Rock mass classification systems for rock engineering have gained widespread acceptance since their introduction in the mid-60''s. Their widespread use can be attributed to the ease with which they employ simple measurements and observations to provide a quantitative index of rock mass quality. It is then possible to link this index to specific engineering objectives such as predicted stand-up time, maximum size of stable excavation, choice of support etc. Improvements in rock mass classification systems and their application have been based on more quantitative field measuring techniques, improvements to the weightings assigned to the different parameters, and better links to design. The widespread use of classification systems for design has resulted in a significant increase in case histories linking classification to rock mass behaviour, under a wide variety of conditions. Consequently this has contributed to the statistical validity of design recommendations. More recently there has been a trend to link different classification systems to avoid collecting the required field data to quantify the additional classification values.

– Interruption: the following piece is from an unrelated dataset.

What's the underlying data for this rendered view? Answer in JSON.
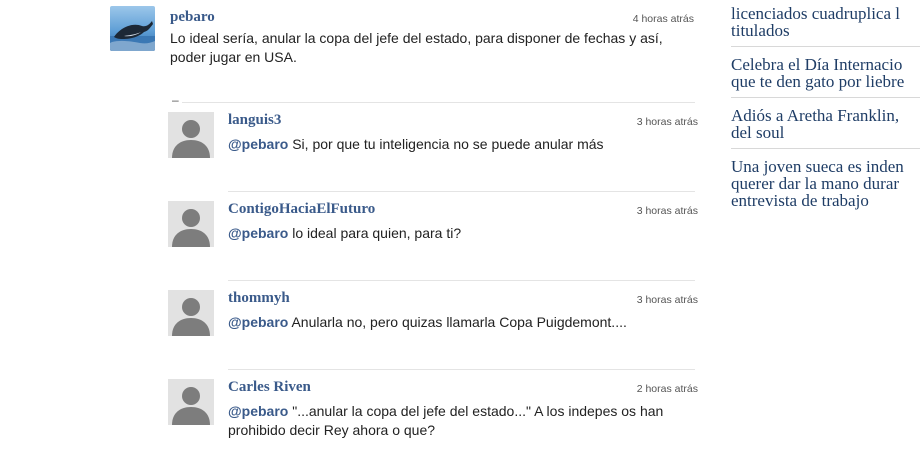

Rock mass characterization is an integral part of any design process in mining, even though most classification systems now in use have their origin in underground civil engineering applications. Project duration, scale, access, even tolerance of risk, can contribute to developing different engineering strategies for civil and mining applications.
The results of rock mass classification are routinely used to estimate rock mass behaviour as well as provide guidelines for underground mine design. Documented case studies can provide an extraordinary amount of knowledge and experience that can be used for design purposes. There has been a tendency to also use the resulting empirical ratings to determine the constitutive laws as well as failure criteria now employed with the majority of numerical models.